Cubic surfaces failing the integral Hasse principle
Julian Lyczak, Vladimir Mitankin, H. Uppal
TL;DR
This work proves the integral Hasse principle can fail for affine diagonal cubic surfaces by computing the integral Brauer--Manin obstruction for $U$ and constructing two infinite families of counterexamples. It provides a complete description of the Brauer group $\\mathrm{Br}\,U$ in terms of $\\mathrm{Br}\,X$ and a potential $\\mathbb{Z}/2\\mathbb{Z}$-factor, with explicit generators in special subfamilies. The authors also develop a general framework for computing invariant maps via Hilbert symbols, and they quantify how often integral Hasse failures and integral strong approximation off $\\infty$ occur across natural counting problems, obtaining matching upper and lower bounds up to polylogarithmic factors.
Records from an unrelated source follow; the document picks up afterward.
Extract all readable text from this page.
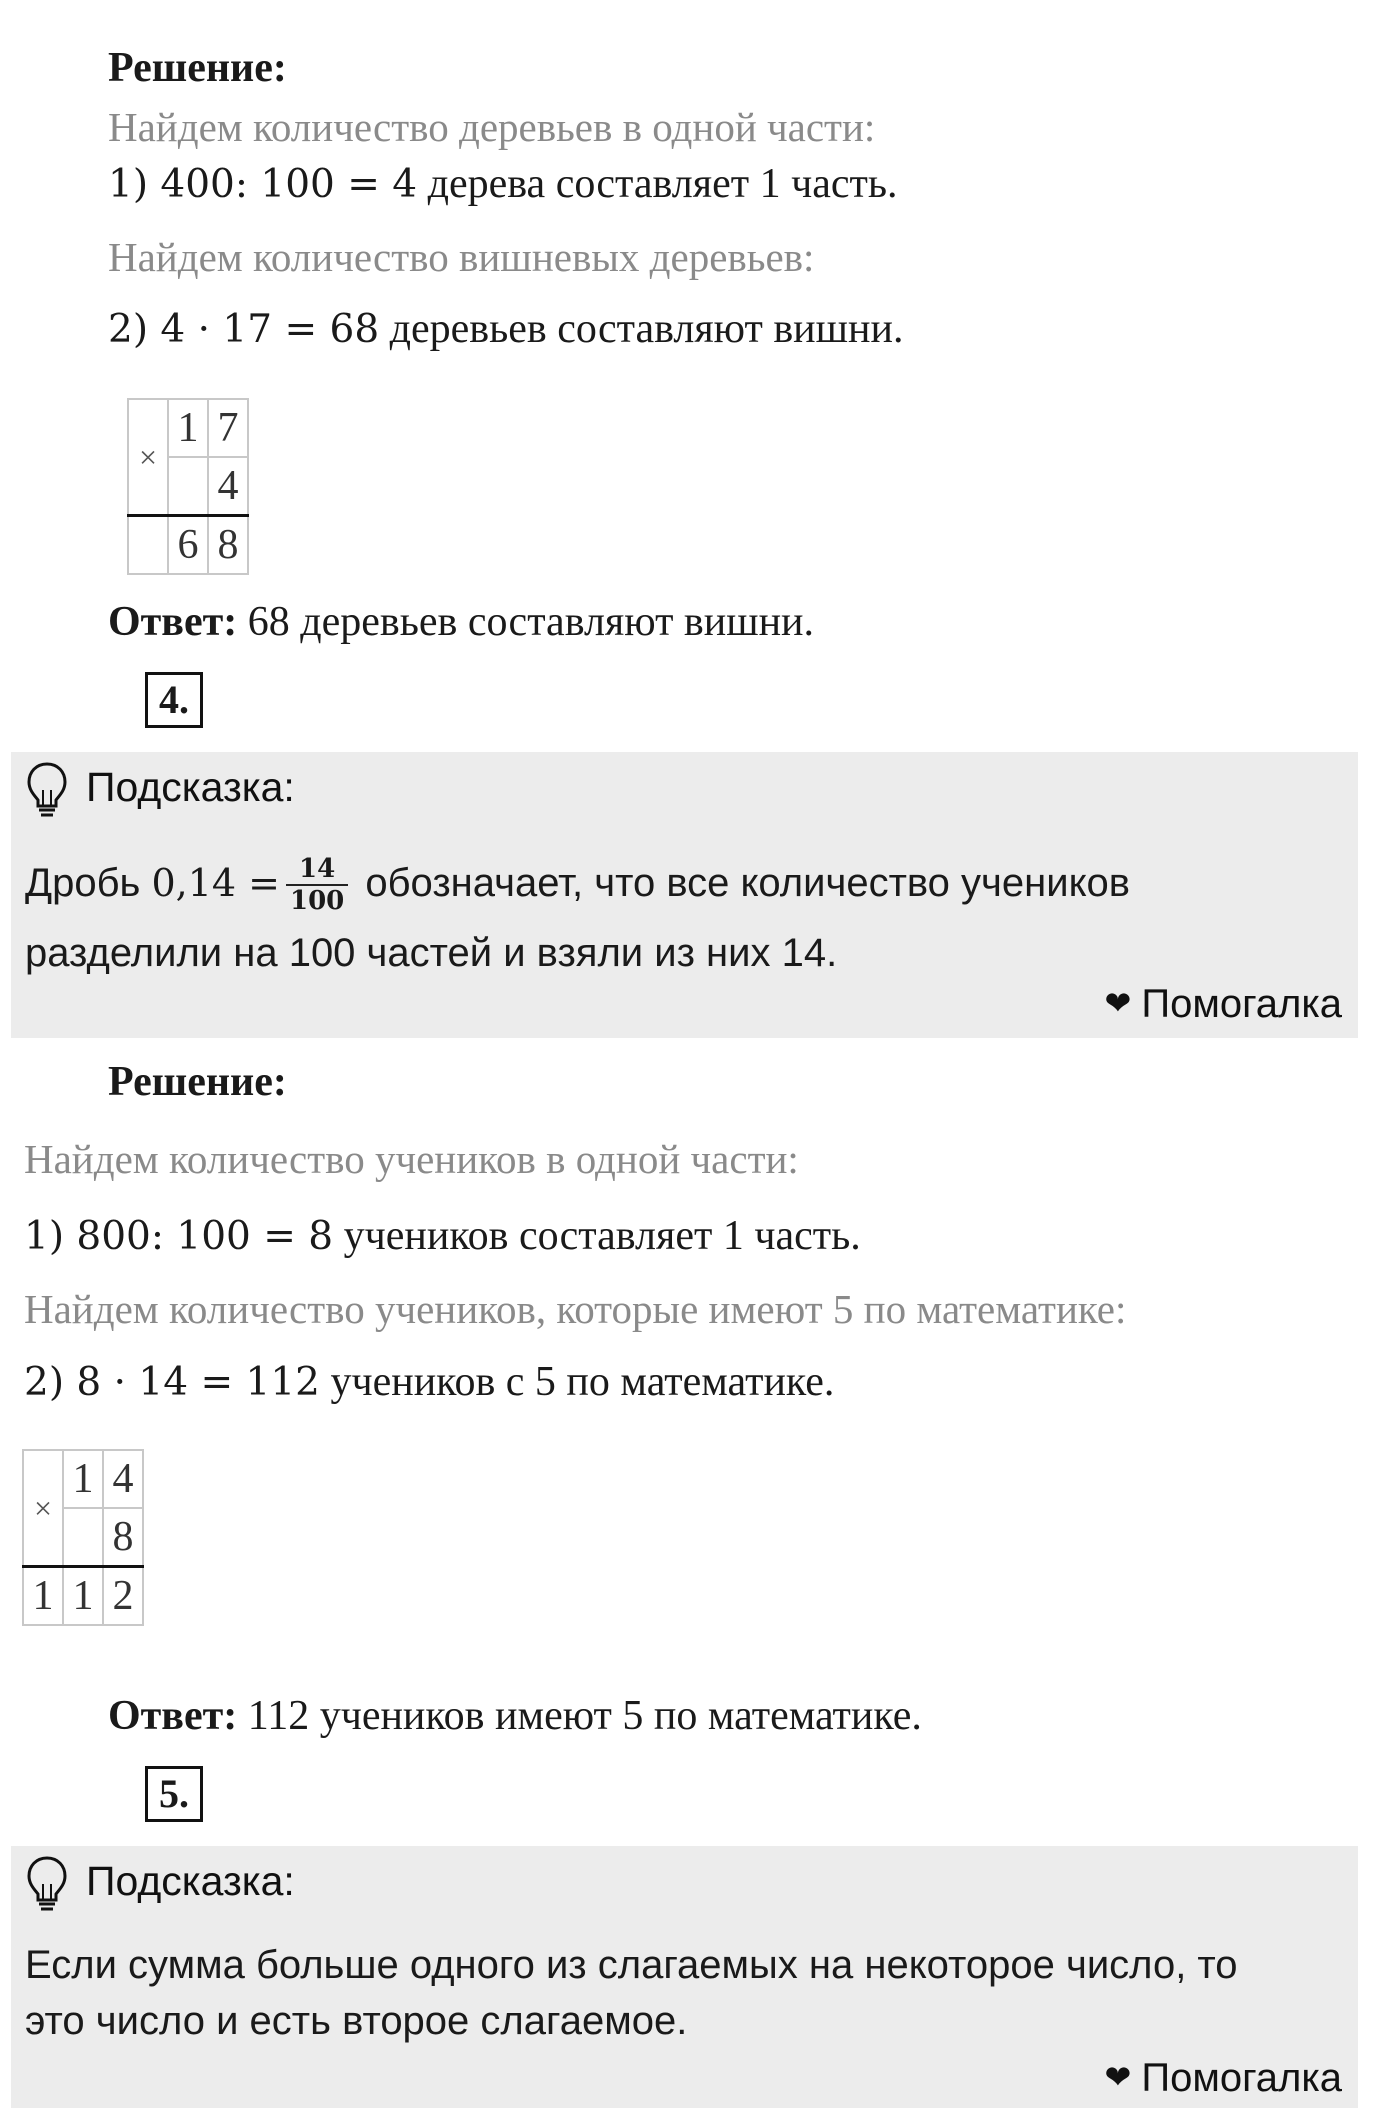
Решение:
Найдем количество деревьев в одной части:
1) 400: 100 = 4 дерева составляет 1 часть.
Найдем количество вишневых деревьев:
2) 4 · 17 = 68 деревьев составляют вишни.
×	1	7
		4
	6	8
Ответ: 68 деревьев составляют вишни.
4.
Подсказка:
Дробь $0,14 = \frac{14}{100}$ обозначает, что все количество учеников
разделили на 100 частей и взяли из них 14.
❤ Помогалка
Решение:
Найдем количество учеников в одной части:
1) 800: 100 = 8 учеников составляет 1 часть.
Найдем количество учеников, которые имеют 5 по математике:
2) 8 · 14 = 112 учеников с 5 по математике.
×	1	4
		8
1	1	2
Ответ: 112 учеников имеют 5 по математике.
5.
Подсказка:
Если сумма больше одного из слагаемых на некоторое число, то
это число и есть второе слагаемое.
❤ Помогалка
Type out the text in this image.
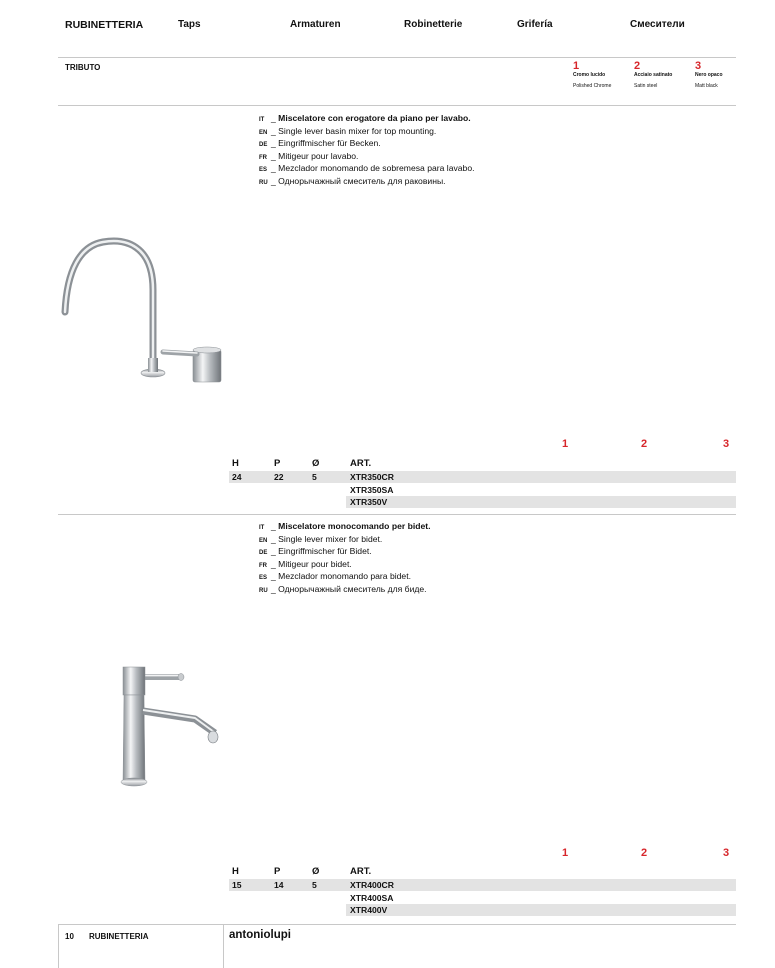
RUBINETTERIA	Taps	Armaturen	Robinetterie	Grifería	Смесители
TRIBUTO	1
Cromo lucido
Polished Chrome
2
Acciaio satinato
Satin steel
3
Nero opaco
Matt black
IT _ Miscelatore con erogatore da piano per lavabo.
EN _ Single lever basin mixer for top mounting.
DE _ Eingriffmischer für Becken.
FR _ Mitigeur pour lavabo.
ES _ Mezclador monomando de sobremesa para lavabo.
RU _ Однорычажный смеситель для раковины.
1	2	3
H	P	Ø	ART.
24	22	5	XTR350CR
XTR350SA
XTR350V
IT _ Miscelatore monocomando per bidet.
EN _ Single lever mixer for bidet.
DE _ Eingriffmischer für Bidet.
FR _ Mitigeur pour bidet.
ES _ Mezclador monomando para bidet.
RU _ Однорычажный смеситель для биде.
1	2	3
H	P	Ø	ART.
15	14	5	XTR400CR
XTR400SA
XTR400V
10 RUBINETTERIA	antoniolupi
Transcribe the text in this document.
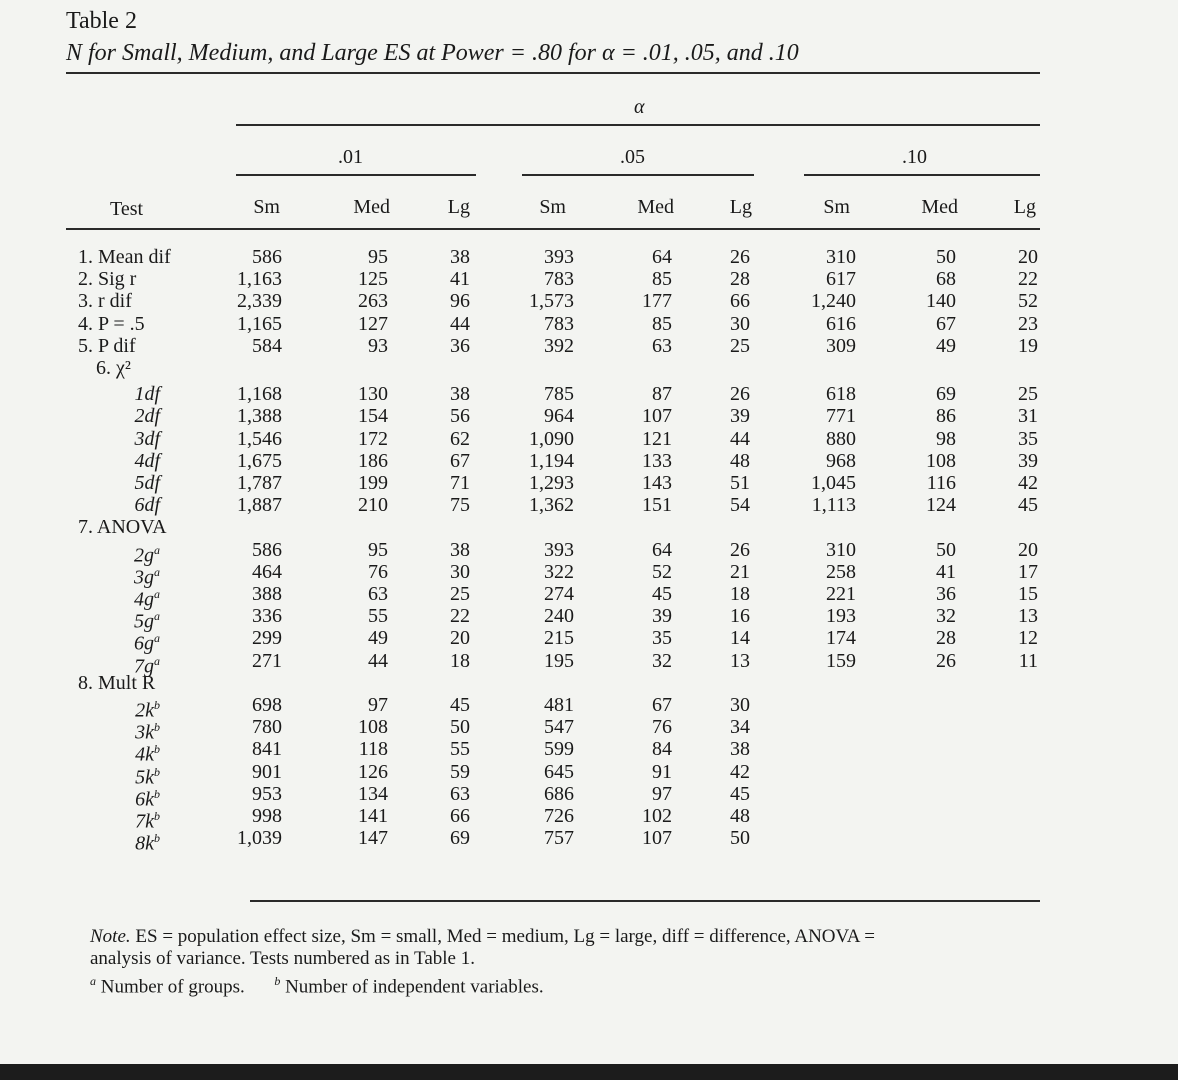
Table 2
N for Small, Medium, and Large ES at Power = .80 for α = .01, .05, and .10
α
.01	.05	.10
Test	Sm	Med	Lg	Sm	Med	Lg	Sm	Med	Lg
1. Mean dif	586	95	38	393	64	26	310	50	20
2. Sig r	1,163	125	41	783	85	28	617	68	22
3. r dif	2,339	263	96	1,573	177	66	1,240	140	52
4. P = .5	1,165	127	44	783	85	30	616	67	23
5. P dif	584	93	36	392	63	25	309	49	19
6. χ²
1df	1,168	130	38	785	87	26	618	69	25
2df	1,388	154	56	964	107	39	771	86	31
3df	1,546	172	62	1,090	121	44	880	98	35
4df	1,675	186	67	1,194	133	48	968	108	39
5df	1,787	199	71	1,293	143	51	1,045	116	42
6df	1,887	210	75	1,362	151	54	1,113	124	45
7. ANOVA
$2g^a$	586	95	38	393	64	26	310	50	20
$3g^a$	464	76	30	322	52	21	258	41	17
$4g^a$	388	63	25	274	45	18	221	36	15
$5g^a$	336	55	22	240	39	16	193	32	13
$6g^a$	299	49	20	215	35	14	174	28	12
$7g^a$	271	44	18	195	32	13	159	26	11
8. Mult R
$2k^b$	698	97	45	481	67	30
$3k^b$	780	108	50	547	76	34
$4k^b$	841	118	55	599	84	38
$5k^b$	901	126	59	645	91	42
$6k^b$	953	134	63	686	97	45
$7k^b$	998	141	66	726	102	48
$8k^b$	1,039	147	69	757	107	50
Note. ES = population effect size, Sm = small, Med = medium, Lg = large, diff = difference, ANOVA =
analysis of variance. Tests numbered as in Table 1.
$^a$ Number of groups. $^b$ Number of independent variables.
Additionally, they present concrete examples where the obstruction occurs without requiring explicit Brauer representatives, highlighting the practical utility of the integral Brauer--Manin approach for log K3-type surfaces. Overall, the paper advances both the theoretical understanding of integral obstructions on diagonal affine cubic surfaces and the quantitative study of their distribution in families.
Abstract
We study the integral Brauer--Manin obstruction for affine diagonal cubic surfaces, which we employ to construct the first counterexamples to the integral Hasse principle in this setting. We then count in three natural ways how such counterexamples are distributed across the family of affine diagonal cubic surfaces and how often such surfaces satisfy integral strong approximation off $\infty$.